How to be a Good Listener

I’m an advocate for deep conversations. I love exploring ideas and talking about books and faith and interesting concepts that I’ve read about lately. But I also like hearing other people’s stories. I want to know how a couple met or what made someone decide to be a dentist or how you learn how to make knives.

Finding everyday stories can be a fascinating exercise. In order for me to get to a place where other people are opening up and sharing fascinating stories, I have to be in my best listening mode. I don’t always get to that place. 

When I’m being a good listener, I remember to practice good listening techniques. When I am not practicing those things, well, I’m probably just wanting my turn to talk. 

Let’s look at a few good listening practices: 

Eye Contact

Eye contact can be rather intimate. I’ve even felt creepy when someone has looked at me too intently when I am talking. The attention makes me wonder if I have a fleck of black pepper in between my teeth. 

But eye contact is actually the easiest way to give someone their dignity. When I am listening, I focus in on the person talking, and I ask them to keep talking with my eyes. Even if the person doesn’t want to open up about something, eye contact let’s them know you are available and willing to listen.

Listen Longer

When I am listening well, I am giving others ample to time to say what they need to say. My husband and I have a phrase that we use with each other, and it comes up frequently when we are in conflict: I need you to listen longer

"I need you to listen longer" means giving each other time and space to flesh things out loud.

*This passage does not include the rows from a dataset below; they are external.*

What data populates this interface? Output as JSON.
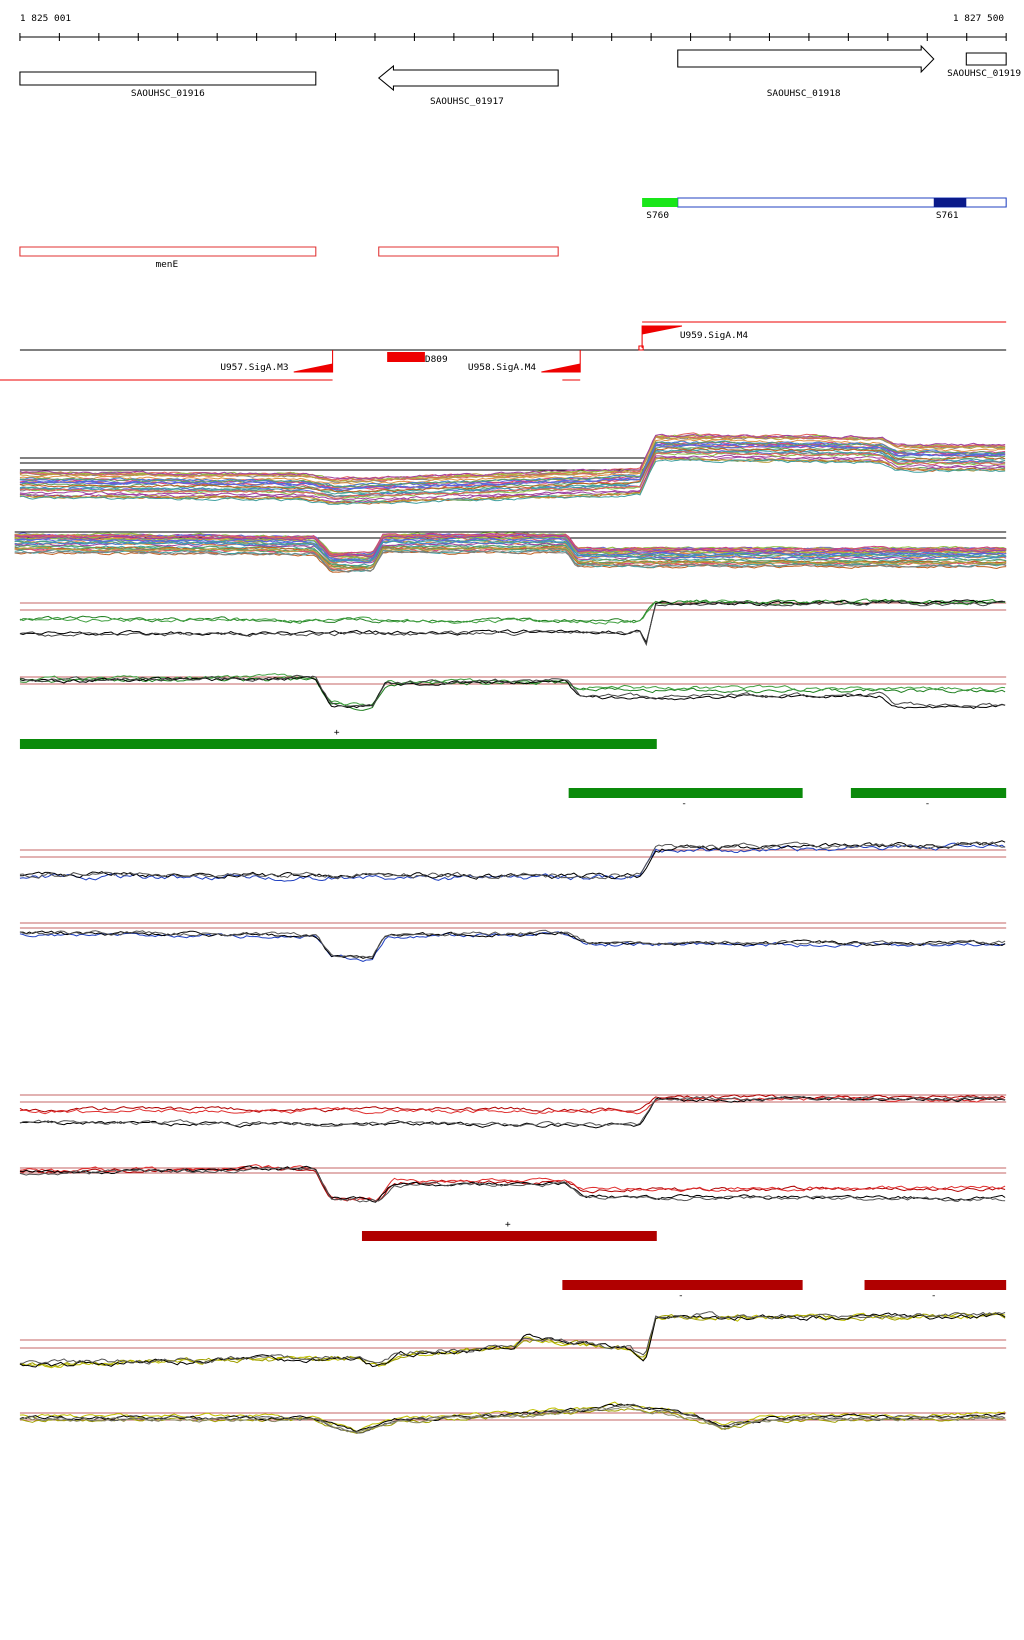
{
  "ruler": {
    "start": "1 825 001",
    "end": "1 827 500"
  },
  "genes": [
    "SAOUHSC_01916",
    "SAOUHSC_01917",
    "SAOUHSC_01918",
    "SAOUHSC_01919"
  ],
  "features": [
    "S760",
    "S761"
  ],
  "annotations": [
    "menE"
  ],
  "promoters": [
    "U959.SigA.M4",
    "U957.SigA.M3",
    "D809",
    "U958.SigA.M4"
  ],
  "strand_labels": [
    "+",
    "-",
    "-",
    "+",
    "-",
    "-"
  ]
}
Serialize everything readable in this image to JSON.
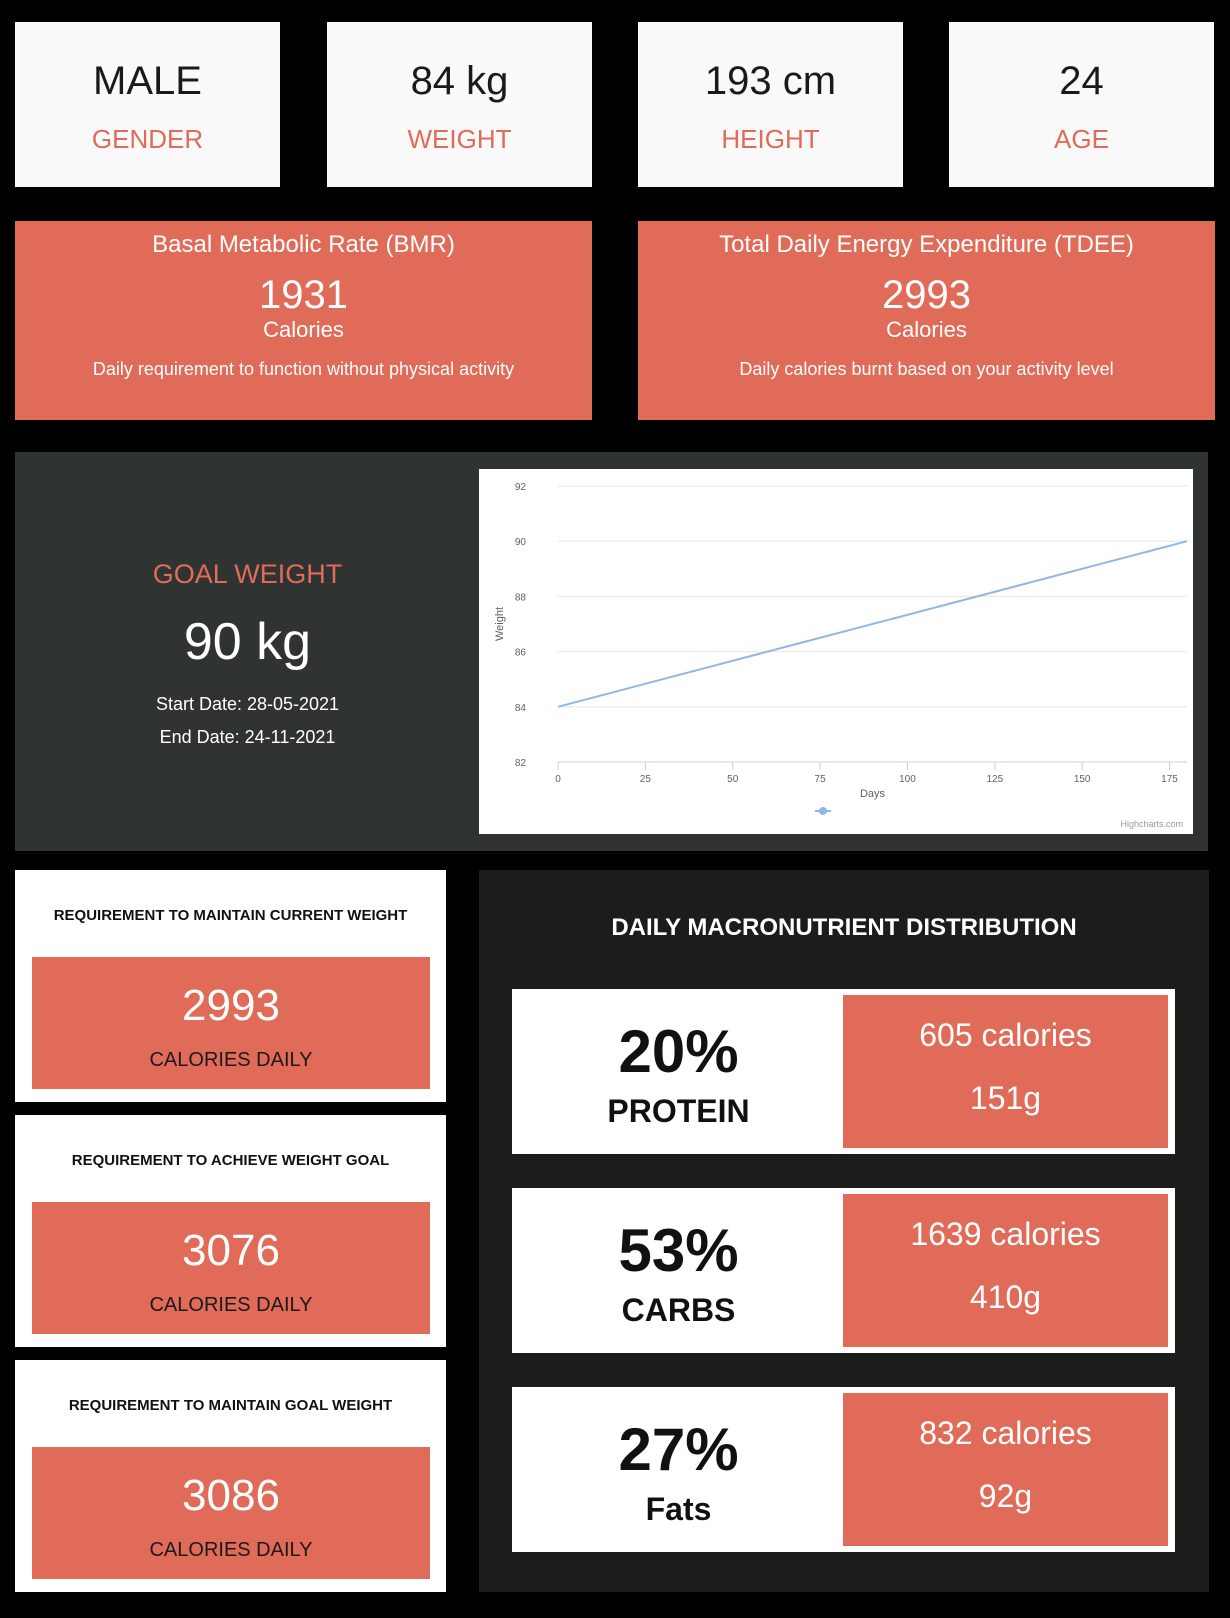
{
  "stats": [
    {
      "value": "MALE",
      "label": "GENDER"
    },
    {
      "value": "84 kg",
      "label": "WEIGHT"
    },
    {
      "value": "193 cm",
      "label": "HEIGHT"
    },
    {
      "value": "24",
      "label": "AGE"
    }
  ],
  "bmr": {
    "title": "Basal Metabolic Rate (BMR)",
    "value": "1931",
    "unit": "Calories",
    "description": "Daily requirement to function without physical activity"
  },
  "tdee": {
    "title": "Total Daily Energy Expenditure (TDEE)",
    "value": "2993",
    "unit": "Calories",
    "description": "Daily calories burnt based on your activity level"
  },
  "goal": {
    "title": "GOAL WEIGHT",
    "value": "90 kg",
    "start_date": "Start Date: 28-05-2021",
    "end_date": "End Date: 24-11-2021"
  },
  "chart_data": {
    "type": "line",
    "title": "",
    "xlabel": "Days",
    "ylabel": "Weight",
    "xlim": [
      0,
      180
    ],
    "ylim": [
      82,
      92
    ],
    "x_ticks": [
      0,
      25,
      50,
      75,
      100,
      125,
      150,
      175
    ],
    "y_ticks": [
      82,
      84,
      86,
      88,
      90,
      92
    ],
    "grid": true,
    "legend": "bottom-center",
    "credit": "Highcharts.com",
    "series": [
      {
        "x": [
          0,
          180
        ],
        "values": [
          84,
          90
        ]
      }
    ],
    "line_color": "#90b8e3"
  },
  "requirements": [
    {
      "title": "REQUIREMENT TO MAINTAIN CURRENT WEIGHT",
      "value": "2993",
      "unit": "CALORIES DAILY"
    },
    {
      "title": "REQUIREMENT TO ACHIEVE WEIGHT GOAL",
      "value": "3076",
      "unit": "CALORIES DAILY"
    },
    {
      "title": "REQUIREMENT TO MAINTAIN GOAL WEIGHT",
      "value": "3086",
      "unit": "CALORIES DAILY"
    }
  ],
  "macros": {
    "title": "DAILY MACRONUTRIENT DISTRIBUTION",
    "items": [
      {
        "percent": "20%",
        "name": "PROTEIN",
        "calories": "605 calories",
        "grams": "151g"
      },
      {
        "percent": "53%",
        "name": "CARBS",
        "calories": "1639 calories",
        "grams": "410g"
      },
      {
        "percent": "27%",
        "name": "Fats",
        "calories": "832 calories",
        "grams": "92g"
      }
    ]
  },
  "colors": {
    "accent": "#e06b58",
    "goal_panel": "#2f3432",
    "macro_panel": "#1b1d1b"
  }
}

You aren’t just waiting for your turn to talk. You have to absorb what is being said. And you can’t just sit around, waiting to jump on the next breath to throw your words into the mix. You have to allow that person the time and space to explain.

White Space

I’ve sat in many a classroom, meeting, collaboration room, and I’ve moderated rooms like this as well. Those kinds of rooms need white space. White space is used in design, so it’s usually a visual term. But I think of white space in sound terms as well. 

White Space is simply times of silence to allow people to think and process. If you are a talker, this is especially hard - to allow quiet space to fill up precious seconds when you could be talking. 

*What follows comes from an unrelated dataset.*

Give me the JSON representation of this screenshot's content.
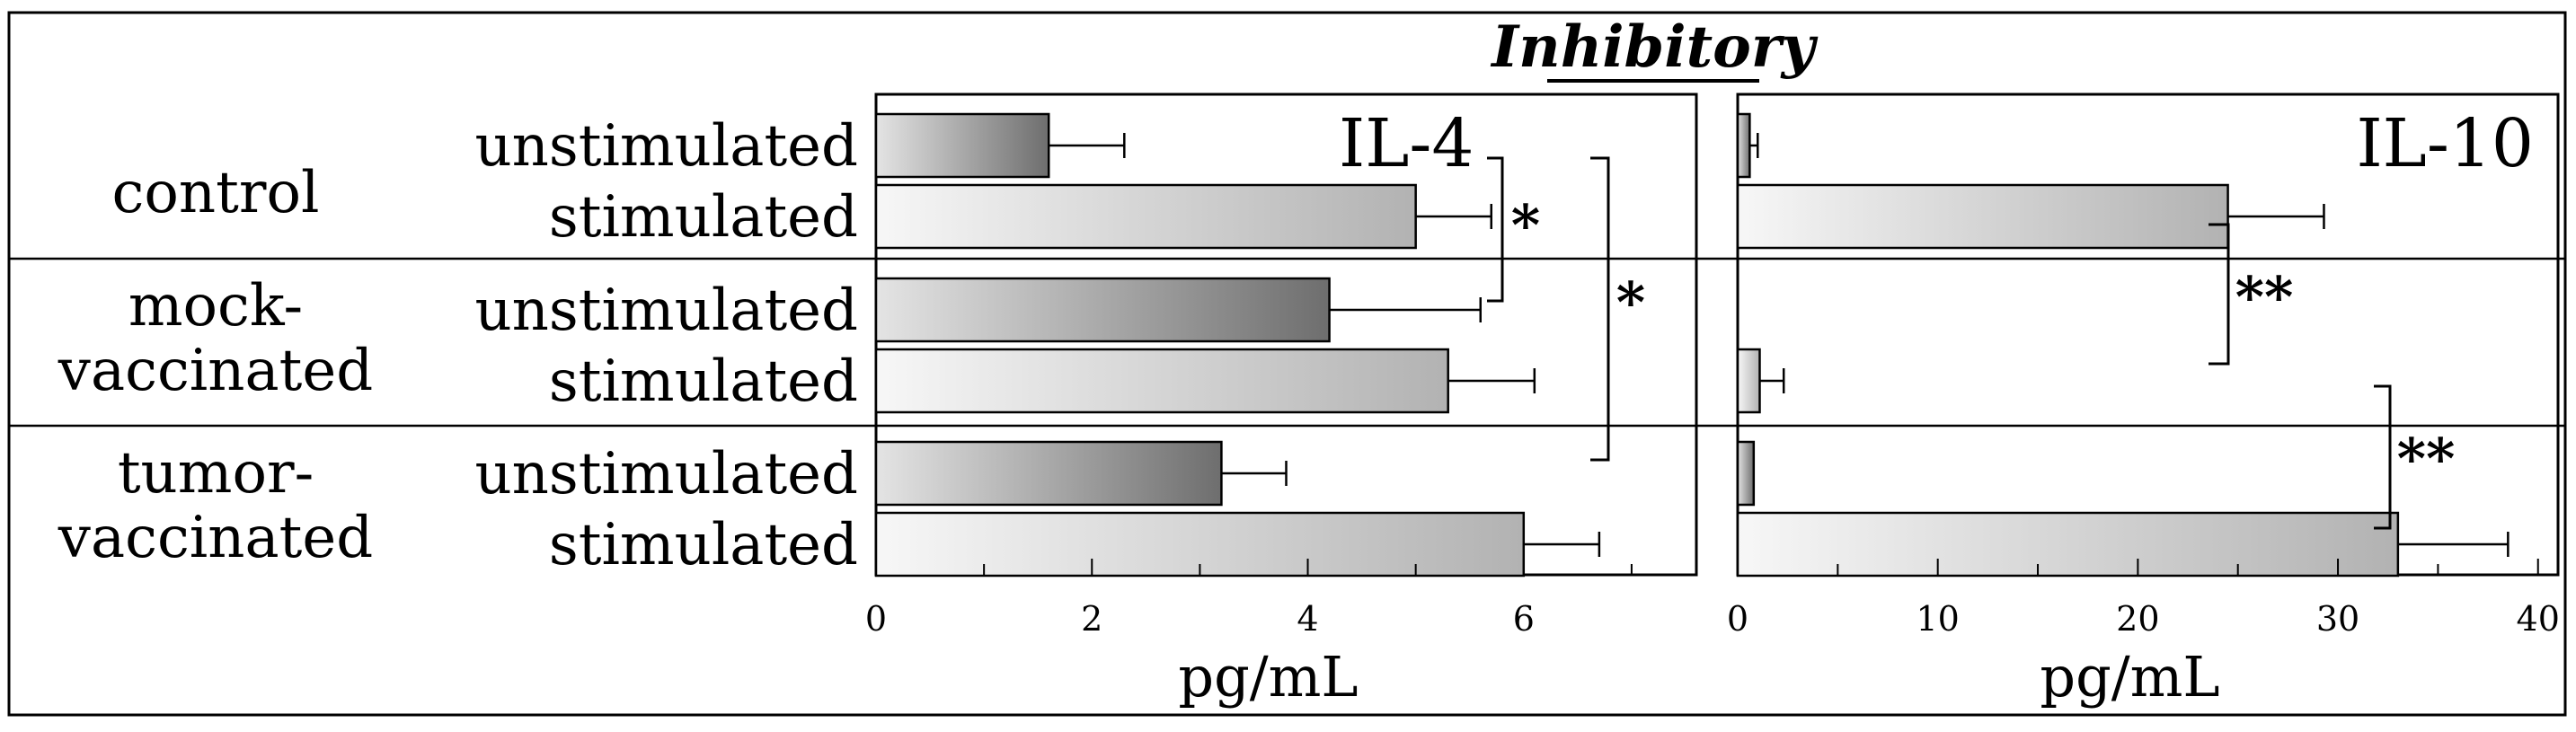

Yet, white space provides people a chance to talk who might not otherwise. It allows conversations to blossom. It allows people to process what was said before. It’s a good practice to pause before inserting more noise.

Follow Up Questions

If you bump on something that someone says, ask a follow up question. If you find something interesting, acknowledge it and probe further. If you can’t think of a question, then you can go back to the steps of listening longer. Maybe you didn’t understand what was being said.   

Change Your Face

I say this to my kids a lot when they aren’t taking directives well or when they have a sibling who is trying to talk to them or when they are angry and “listening” at the same time. 

Change your face when you listen. Don’t show anger or a “you have dumb ideas” face. Open up your face and allow processing to happen. Don’t jump to conclusions with your eyebrows. Give people a blank canvas, a safe spot to verbally process. 

Do you have other tricks that make you a better listener? Let me hear them.